Workplace Wisdom

Want to Be Successful? Make More Teams of Two

Unless you’re the sole decision-maker, you need employee support for your decisions. Even leaders must rely on networks and coalitions, along with informal ways to collaborate, coordinate, and share.

Yet at the same time, at every level and in every kind of job, more and more people in the workplace are feeling detached, not cared about, or not recognized for who they really are. Everyone does better when they feel that they matter and that they’re noticed — and the best way to help employees feel valuable is to connect with them.

Two by Two

What’s the most efficient way to connect? By building teams of two. When you build teams of two, you can expand your influence and create a community of mutual support. Even if you’re the business owner, you can only command so much and your authority only goes so far. The idea of being in relationship — achieving mutuality of interest — is still crucial. No matter how your business hierarchy is structured, who you know can be a powerful multiplier for what you know.

“Okay,” you say, “sign me up! But how do I do it?” If you’re ready to build relationships with your staff and colleagues throughout the organization, all it takes is simple, human involvement — that is, expending some time, effort, and personal energy. Start with the most basic building blocks: looking and listening.
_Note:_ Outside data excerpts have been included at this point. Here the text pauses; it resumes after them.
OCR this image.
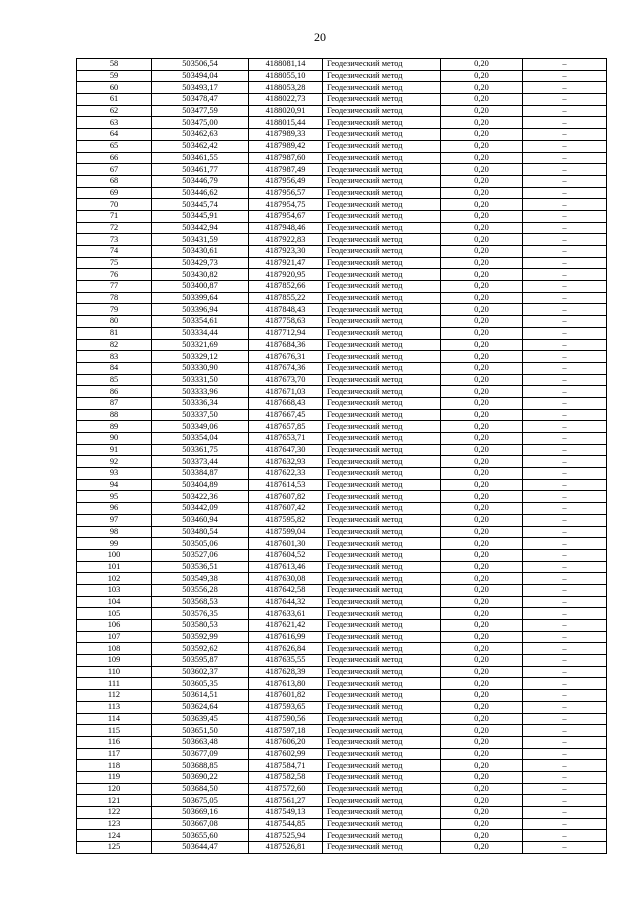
20
58	503506,54	4188081,14	Геодезический метод	0,20	–
59	503494,04	4188055,10	Геодезический метод	0,20	–
60	503493,17	4188053,28	Геодезический метод	0,20	–
61	503478,47	4188022,73	Геодезический метод	0,20	–
62	503477,59	4188020,91	Геодезический метод	0,20	–
63	503475,00	4188015,44	Геодезический метод	0,20	–
64	503462,63	4187989,33	Геодезический метод	0,20	–
65	503462,42	4187989,42	Геодезический метод	0,20	–
66	503461,55	4187987,60	Геодезический метод	0,20	–
67	503461,77	4187987,49	Геодезический метод	0,20	–
68	503446,79	4187956,49	Геодезический метод	0,20	–
69	503446,62	4187956,57	Геодезический метод	0,20	–
70	503445,74	4187954,75	Геодезический метод	0,20	–
71	503445,91	4187954,67	Геодезический метод	0,20	–
72	503442,94	4187948,46	Геодезический метод	0,20	–
73	503431,59	4187922,83	Геодезический метод	0,20	–
74	503430,61	4187923,30	Геодезический метод	0,20	–
75	503429,73	4187921,47	Геодезический метод	0,20	–
76	503430,82	4187920,95	Геодезический метод	0,20	–
77	503400,87	4187852,66	Геодезический метод	0,20	–
78	503399,64	4187855,22	Геодезический метод	0,20	–
79	503396,94	4187848,43	Геодезический метод	0,20	–
80	503354,61	4187758,63	Геодезический метод	0,20	–
81	503334,44	4187712,94	Геодезический метод	0,20	–
82	503321,69	4187684,36	Геодезический метод	0,20	–
83	503329,12	4187676,31	Геодезический метод	0,20	–
84	503330,90	4187674,36	Геодезический метод	0,20	–
85	503331,50	4187673,70	Геодезический метод	0,20	–
86	503333,96	4187671,03	Геодезический метод	0,20	–
87	503336,34	4187668,43	Геодезический метод	0,20	–
88	503337,50	4187667,45	Геодезический метод	0,20	–
89	503349,06	4187657,85	Геодезический метод	0,20	–
90	503354,04	4187653,71	Геодезический метод	0,20	–
91	503361,75	4187647,30	Геодезический метод	0,20	–
92	503373,44	4187632,93	Геодезический метод	0,20	–
93	503384,87	4187622,33	Геодезический метод	0,20	–
94	503404,89	4187614,53	Геодезический метод	0,20	–
95	503422,36	4187607,82	Геодезический метод	0,20	–
96	503442,09	4187607,42	Геодезический метод	0,20	–
97	503460,94	4187595,82	Геодезический метод	0,20	–
98	503480,54	4187599,04	Геодезический метод	0,20	–
99	503505,06	4187601,30	Геодезический метод	0,20	–
100	503527,06	4187604,52	Геодезический метод	0,20	–
101	503536,51	4187613,46	Геодезический метод	0,20	–
102	503549,38	4187630,08	Геодезический метод	0,20	–
103	503556,28	4187642,58	Геодезический метод	0,20	–
104	503568,53	4187644,32	Геодезический метод	0,20	–
105	503576,35	4187633,61	Геодезический метод	0,20	–
106	503580,53	4187621,42	Геодезический метод	0,20	–
107	503592,99	4187616,99	Геодезический метод	0,20	–
108	503592,62	4187626,84	Геодезический метод	0,20	–
109	503595,87	4187635,55	Геодезический метод	0,20	–
110	503602,37	4187628,39	Геодезический метод	0,20	–
111	503605,35	4187613,80	Геодезический метод	0,20	–
112	503614,51	4187601,82	Геодезический метод	0,20	–
113	503624,64	4187593,65	Геодезический метод	0,20	–
114	503639,45	4187590,56	Геодезический метод	0,20	–
115	503651,50	4187597,18	Геодезический метод	0,20	–
116	503663,48	4187606,20	Геодезический метод	0,20	–
117	503677,09	4187602,99	Геодезический метод	0,20	–
118	503688,85	4187584,71	Геодезический метод	0,20	–
119	503690,22	4187582,58	Геодезический метод	0,20	–
120	503684,50	4187572,60	Геодезический метод	0,20	–
121	503675,05	4187561,27	Геодезический метод	0,20	–
122	503669,16	4187549,13	Геодезический метод	0,20	–
123	503667,08	4187544,85	Геодезический метод	0,20	–
124	503655,60	4187525,94	Геодезический метод	0,20	–
125	503644,47	4187526,81	Геодезический метод	0,20	–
Change the Ways You Interact, and Your Relationships Will Change

Look directly at everyone you talk to for the duration of your entire interaction. That doesn’t mean staring or glaring, it means gazing at them with interest and curiosity because you want to understand how they react, what motivates them, and what they see ahead. Most people don’t really pay attention, so to feel someone else’s purposeful attention can create a powerful combination of relaxation and inspiration — to be able to be who and how you are, and simultaneously, to want to contribute and participate. The only time you don’t need to look at someone is when you’re both looking at something together.

Similarly, listen, really listen, because part of being in relationship is hearing someone out until they’re done — without shifting the conversation to your next subject or to things that you find more interesting or important. Schedule enough time for talking so that you don’t need to cut them off, and plan to ask thoughtful, probing questions to ensure they’re telling you everything they think about the subject at hand.

Treat both the looking and the listening as opportunities for learning enough about what your colleagues do, work on, or care about that that you can respond in relevant and acknowledging ways. You don’t need to be an expert on their concerns, but you do need to demonstrate — whether you’re talking about business or something personal — that you understand why something is new, important, or difficult to them.

Connection Makes Reciprocity Possible

At the close of the conversation, be sure to thank them for their interest, participation, and contribution, whether they paid attention to your pitch, gave you advice, or wished you well even if they couldn’t help. And make sure to follow up, whether you’ve promised them something or just to see how their initiative went, if they’re making progress, or if they need to talk again.

This kind of personal attention creates connection, depth of relationship, and reciprocity. Teams of two can figure out more, combine resources, share knowledge, and provide support. At the very least, building teams of two means you’ll have more people to greet as you walk around the office, and more people to sit next to in meetings and at lunch. If you do it well, your new teammates will be able to vouch for the quality of your work and ideas, and whenever they can, will help you move forward.